I don’t always play football, but when I do, I am the punter.
The punt. The most important play in football. Seems laughable to most. Coach Jim Tressel never laughed when he said it. He believed it with all his heart. Field position and turnovers were his keys to winning football games. He always said that it takes “Relentless defense, opportunistic offense, and superior special teams” to win every game. Slack on one, and you leave open the chance for defeat. As usual, Coach Tressel was right. We can argue for days over what is the most important facet of the game, but if one of the three is missing, the team is in trouble. As the focal player on the head coach’s self-proclaimed “most important play,” the pressure is always on. Such is life as a TresselBall punter.

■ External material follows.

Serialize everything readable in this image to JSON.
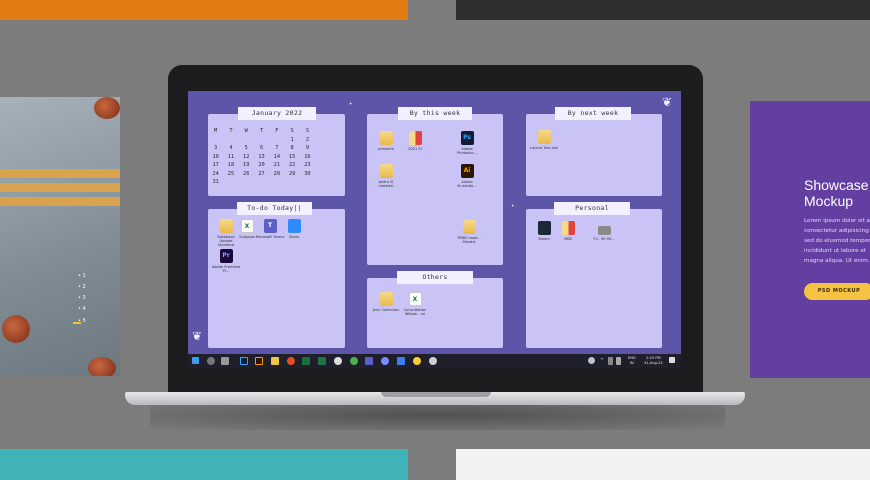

Now, when I say I was the focal point of the most important play, I in no way mean that I was the most important player on the punt team. I mean that I was the most important player on the WHOLE team! Ok, just kidding. What I really meant to say was that everyone looks at the punter on a punt because he is the one who kicks the ball. However, if any other player on the punt team fails to do his job, the punter does not, in fact, get to kick the ball. Every assignment is magnified because failure to complete a task on the punt team usually results in six points the other way. This is why you saw starting linebackers, tight ends, fullbacks, safeties, and corners on a typical Tressel punt team. I even had to do drills with the wide receivers to work on my hands. If a receiver drops a ball, it is second down. If I dropped a ball, it would be a disaster. Thus, Coach said I had to have the best hands on the team. Ahh, the life of a TresselBall punter.

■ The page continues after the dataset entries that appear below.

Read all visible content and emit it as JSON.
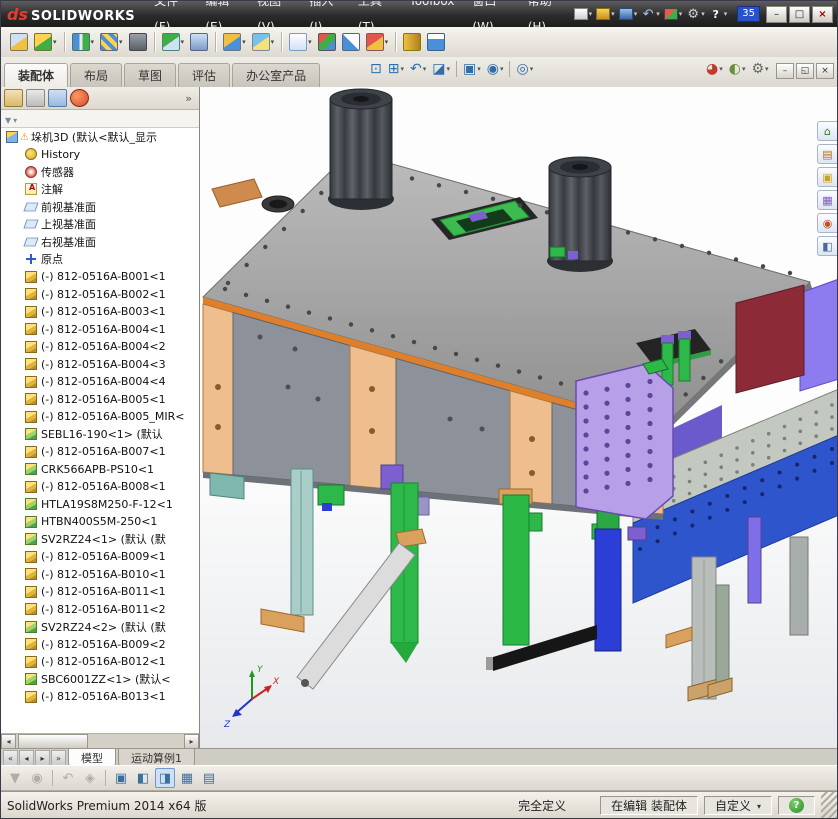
{
  "titlebar": {
    "logo_mark": "ds",
    "logo_text": "SOLIDWORKS",
    "menus": [
      {
        "label": "文件(F)"
      },
      {
        "label": "编辑(E)"
      },
      {
        "label": "视图(V)"
      },
      {
        "label": "插入(I)"
      },
      {
        "label": "工具(T)"
      },
      {
        "label": "Toolbox"
      },
      {
        "label": "窗口(W)"
      },
      {
        "label": "帮助(H)"
      }
    ],
    "quick_icons": [
      {
        "name": "new-document-icon",
        "cls": "qi-new",
        "dropdown": true
      },
      {
        "name": "open-icon",
        "cls": "qi-open",
        "dropdown": true
      },
      {
        "name": "save-icon",
        "cls": "qi-save",
        "dropdown": true
      },
      {
        "name": "undo-icon",
        "cls": "qi-undo",
        "dropdown": true
      },
      {
        "name": "rebuild-icon",
        "cls": "qi-rebuild",
        "dropdown": true
      },
      {
        "name": "options-icon",
        "cls": "qi-options",
        "dropdown": true
      },
      {
        "name": "help-icon",
        "cls": "qi-help",
        "dropdown": true
      }
    ],
    "ime_badge": "35",
    "window_buttons": [
      {
        "name": "minimize-button",
        "glyph": "–"
      },
      {
        "name": "maximize-button",
        "glyph": "□"
      },
      {
        "name": "close-button",
        "glyph": "×"
      }
    ]
  },
  "toolbar": {
    "icons": [
      {
        "name": "edit-component-icon",
        "cls": "tb-edit"
      },
      {
        "name": "insert-components-icon",
        "cls": "tb-insert",
        "dropdown": true
      },
      {
        "sep": true
      },
      {
        "name": "mate-icon",
        "cls": "tb-mate",
        "dropdown": true
      },
      {
        "name": "linear-component-pattern-icon",
        "cls": "tb-pattern",
        "dropdown": true
      },
      {
        "name": "smart-fasteners-icon",
        "cls": "tb-fastener"
      },
      {
        "sep": true
      },
      {
        "name": "move-component-icon",
        "cls": "tb-move",
        "dropdown": true
      },
      {
        "name": "show-hidden-components-icon",
        "cls": "tb-showhide"
      },
      {
        "sep": true
      },
      {
        "name": "assembly-features-icon",
        "cls": "tb-asmfeat",
        "dropdown": true
      },
      {
        "name": "reference-geometry-icon",
        "cls": "tb-refgeo",
        "dropdown": true
      },
      {
        "sep": true
      },
      {
        "name": "bill-of-materials-icon",
        "cls": "tb-bom",
        "dropdown": true
      },
      {
        "name": "exploded-view-icon",
        "cls": "tb-explode"
      },
      {
        "name": "explode-line-sketch-icon",
        "cls": "tb-explline"
      },
      {
        "name": "interference-detection-icon",
        "cls": "tb-interf",
        "dropdown": true
      },
      {
        "sep": true
      },
      {
        "name": "measure-icon",
        "cls": "tb-measure"
      },
      {
        "name": "mass-properties-icon",
        "cls": "tb-window"
      }
    ]
  },
  "command_tabs": {
    "tabs": [
      {
        "label": "装配体",
        "active": true
      },
      {
        "label": "布局"
      },
      {
        "label": "草图"
      },
      {
        "label": "评估"
      },
      {
        "label": "办公室产品"
      }
    ]
  },
  "headsup": {
    "group1": [
      {
        "name": "zoom-to-fit-icon",
        "cls": "h-zoomfit"
      },
      {
        "name": "zoom-to-area-icon",
        "cls": "h-zoomarea",
        "dropdown": true
      },
      {
        "name": "previous-view-icon",
        "cls": "h-prev",
        "dropdown": true
      },
      {
        "name": "section-view-icon",
        "cls": "h-section",
        "dropdown": true
      },
      {
        "sep": true
      },
      {
        "name": "view-orientation-icon",
        "cls": "h-orient",
        "dropdown": true
      },
      {
        "name": "display-style-icon",
        "cls": "h-display",
        "dropdown": true
      },
      {
        "sep": true
      },
      {
        "name": "hide-show-items-icon",
        "cls": "h-hideshow",
        "dropdown": true
      }
    ],
    "group2": [
      {
        "name": "edit-appearance-icon",
        "cls": "h-appearance",
        "dropdown": true
      },
      {
        "name": "apply-scene-icon",
        "cls": "h-scene",
        "dropdown": true
      },
      {
        "name": "view-settings-icon",
        "cls": "h-viewset",
        "dropdown": true
      }
    ]
  },
  "doc_window_buttons": [
    {
      "name": "minimize-document-icon",
      "glyph": "–"
    },
    {
      "name": "restore-document-icon",
      "glyph": "◱"
    },
    {
      "name": "close-document-icon",
      "glyph": "×"
    }
  ],
  "task_pane": {
    "icons": [
      {
        "name": "solidworks-resources-icon",
        "cls": "tp-home"
      },
      {
        "name": "design-library-icon",
        "cls": "tp-library"
      },
      {
        "name": "file-explorer-icon",
        "cls": "tp-explorer"
      },
      {
        "name": "view-palette-icon",
        "cls": "tp-palette"
      },
      {
        "name": "appearances-icon",
        "cls": "tp-appearance"
      },
      {
        "name": "custom-properties-icon",
        "cls": "tp-decals"
      }
    ]
  },
  "feature_tree": {
    "panel_tabs": [
      {
        "name": "featuremanager-tab-icon",
        "cls": "ht-tree"
      },
      {
        "name": "propertymanager-tab-icon",
        "cls": "ht-prop"
      },
      {
        "name": "configurationmanager-tab-icon",
        "cls": "ht-config"
      },
      {
        "name": "appearances-tab-icon",
        "cls": "ht-appearance"
      }
    ],
    "root_label": "垛机3D (默认<默认_显示",
    "items": [
      {
        "icon": "history",
        "label": "History"
      },
      {
        "icon": "sensor",
        "label": "传感器"
      },
      {
        "icon": "annotation",
        "label": "注解"
      },
      {
        "icon": "plane",
        "label": "前视基准面"
      },
      {
        "icon": "plane",
        "label": "上视基准面"
      },
      {
        "icon": "plane",
        "label": "右视基准面"
      },
      {
        "icon": "origin",
        "label": "原点"
      },
      {
        "icon": "part",
        "label": "(-) 812-0516A-B001<1"
      },
      {
        "icon": "part",
        "label": "(-) 812-0516A-B002<1"
      },
      {
        "icon": "part",
        "label": "(-) 812-0516A-B003<1"
      },
      {
        "icon": "part",
        "label": "(-) 812-0516A-B004<1"
      },
      {
        "icon": "part",
        "label": "(-) 812-0516A-B004<2"
      },
      {
        "icon": "part",
        "label": "(-) 812-0516A-B004<3"
      },
      {
        "icon": "part",
        "label": "(-) 812-0516A-B004<4"
      },
      {
        "icon": "part",
        "label": "(-) 812-0516A-B005<1"
      },
      {
        "icon": "part",
        "label": "(-) 812-0516A-B005_MIR<"
      },
      {
        "icon": "asm",
        "label": "SEBL16-190<1> (默认"
      },
      {
        "icon": "part",
        "label": "(-) 812-0516A-B007<1"
      },
      {
        "icon": "asm",
        "label": "CRK566APB-PS10<1"
      },
      {
        "icon": "part",
        "label": "(-) 812-0516A-B008<1"
      },
      {
        "icon": "asm",
        "label": "HTLA19S8M250-F-12<1"
      },
      {
        "icon": "asm",
        "label": "HTBN400S5M-250<1"
      },
      {
        "icon": "asm",
        "label": "SV2RZ24<1> (默认 (默"
      },
      {
        "icon": "part",
        "label": "(-) 812-0516A-B009<1"
      },
      {
        "icon": "part",
        "label": "(-) 812-0516A-B010<1"
      },
      {
        "icon": "part",
        "label": "(-) 812-0516A-B011<1"
      },
      {
        "icon": "part",
        "label": "(-) 812-0516A-B011<2"
      },
      {
        "icon": "asm",
        "label": "SV2RZ24<2> (默认 (默"
      },
      {
        "icon": "part",
        "label": "(-) 812-0516A-B009<2"
      },
      {
        "icon": "part",
        "label": "(-) 812-0516A-B012<1"
      },
      {
        "icon": "asm",
        "label": "SBC6001ZZ<1> (默认<"
      },
      {
        "icon": "part",
        "label": "(-) 812-0516A-B013<1"
      }
    ]
  },
  "model_tabs": {
    "nav": [
      {
        "name": "scroll-tabs-start-button",
        "glyph": "«"
      },
      {
        "name": "scroll-tabs-left-button",
        "glyph": "◂"
      },
      {
        "name": "scroll-tabs-right-button",
        "glyph": "▸"
      },
      {
        "name": "scroll-tabs-end-button",
        "glyph": "»"
      }
    ],
    "tabs": [
      {
        "label": "模型",
        "active": true
      },
      {
        "label": "运动算例1"
      }
    ]
  },
  "bottom_toolbar": {
    "icons": [
      {
        "name": "selection-filter-icon",
        "cls": "bt-filter",
        "disabled": true
      },
      {
        "name": "magnifier-icon",
        "cls": "bt-mag",
        "disabled": true
      },
      {
        "sep": true
      },
      {
        "name": "previous-view-icon",
        "cls": "bt-prev",
        "disabled": true
      },
      {
        "name": "3d-drawing-view-icon",
        "cls": "bt-3dv",
        "disabled": true
      },
      {
        "sep": true
      },
      {
        "name": "view-orientation-icon",
        "cls": "bt-orient"
      },
      {
        "name": "shaded-with-edges-icon",
        "cls": "bt-shaded"
      },
      {
        "name": "isometric-view-icon",
        "cls": "bt-iso",
        "selected": true
      },
      {
        "name": "view-selector-icon",
        "cls": "bt-selector"
      },
      {
        "name": "grid-icon",
        "cls": "bt-grid"
      }
    ]
  },
  "statusbar": {
    "product": "SolidWorks Premium 2014 x64 版",
    "definition_state": "完全定义",
    "editing_state": "在编辑 装配体",
    "custom_label": "自定义"
  },
  "triad": {
    "x": "X",
    "y": "Y",
    "z": "Z"
  },
  "model_colors": {
    "plate": "#a9a9a9",
    "edge_orange": "#e07f2a",
    "panel_orange": "#eebe8e",
    "panel_gray": "#8d929a",
    "cylinder_dark": "#41454c",
    "slide_green": "#2db84a",
    "slide_teal": "#a9cdc7",
    "slide_blue": "#2b3fd6",
    "table_top": "#c3c9c0",
    "table_blue": "#2f55cc",
    "gusset_purple": "#b7a0e8",
    "wall_maroon": "#8c2a38",
    "violet": "#8d7cf0",
    "arm_gray": "#dcdcdc",
    "arm_black": "#161616",
    "tan": "#d9a05e"
  }
}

Another thing about punting for the Vest: Do not expect to have a good per punt average! In my year as starting punter, I punted from the 28, 29, 33, 34, and 36 yard lines. It isn’t easy to build a huge average when the best possible punt you can hit is 27 yards. We passed up a game clinching 53 yard field goal attempt in the ‘09 USC game in the Shoe for a punt from the 36. Pete Carroll was even hip to our game, declining a delay of game penalty that would have allowed me more room to pin the ball in deep (the punt was fair caught at the 14, and a little bit of Matt Barkley and Joe McKnight later, the rest was history). Also, Coach Tress wanted to eliminate all returns because “If they can’t return it, they can’t score”. I spent my senior year popping balls up for fair catches and kicking it out of bounds. Sure, I didn’t always do this to perfection, but it also rarely pleased the fans. There’s nothing quite like getting booed off the field at home for simply doing your job! But alas, this is the life of a TresselBall punter.

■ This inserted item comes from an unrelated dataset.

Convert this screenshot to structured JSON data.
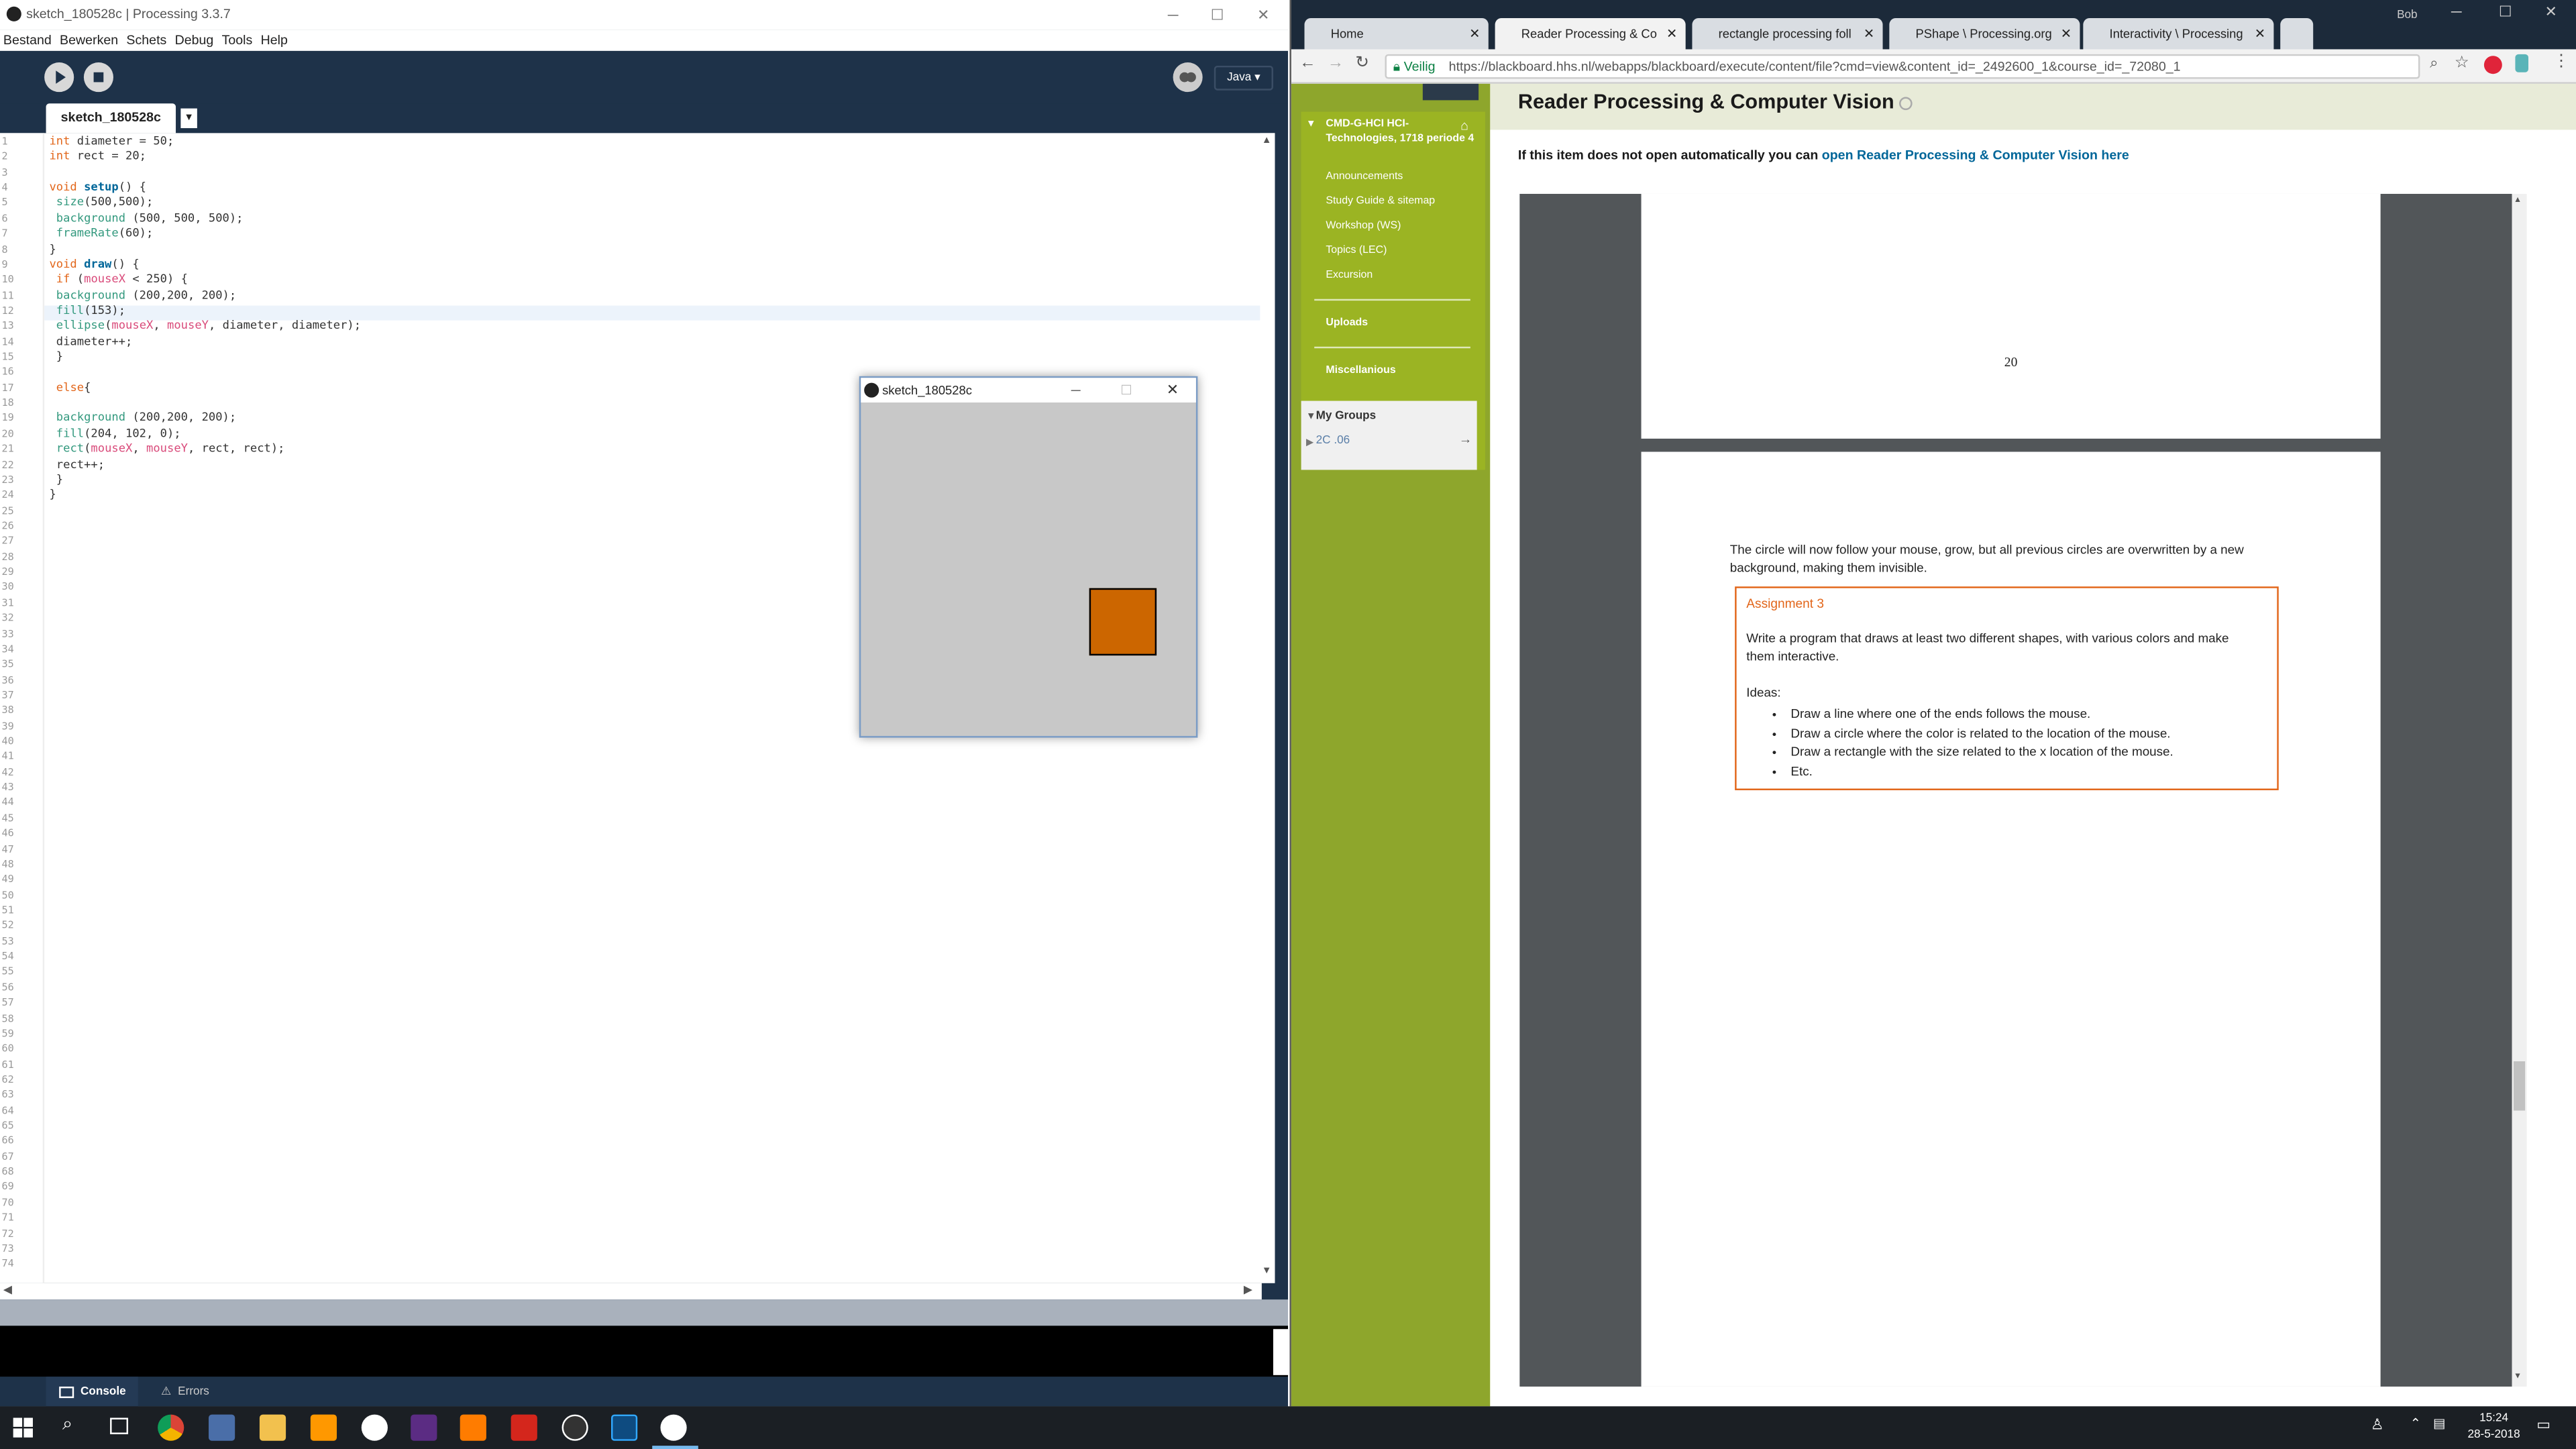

In the end, the importance Jim Tressel placed on the punt paid dividends for me, and his teams alike. The man won a national championship with a great punter (Andy Groom), a great run game, and a great defense. Something to look for this year will be Ben Buchanan’s ability to correct past problem areas by using his big leg to avoid blocked punts and eliminate returns. Coach Urban Meyer definitely values those aspects as well. If you need proof, his Florida punter Chas Henry led the nation my senior year (2009) in fewest return yards allowed. Meyer is an innovator in the punt game, and Buckeye fans can look forward to solid special teams in the years to come.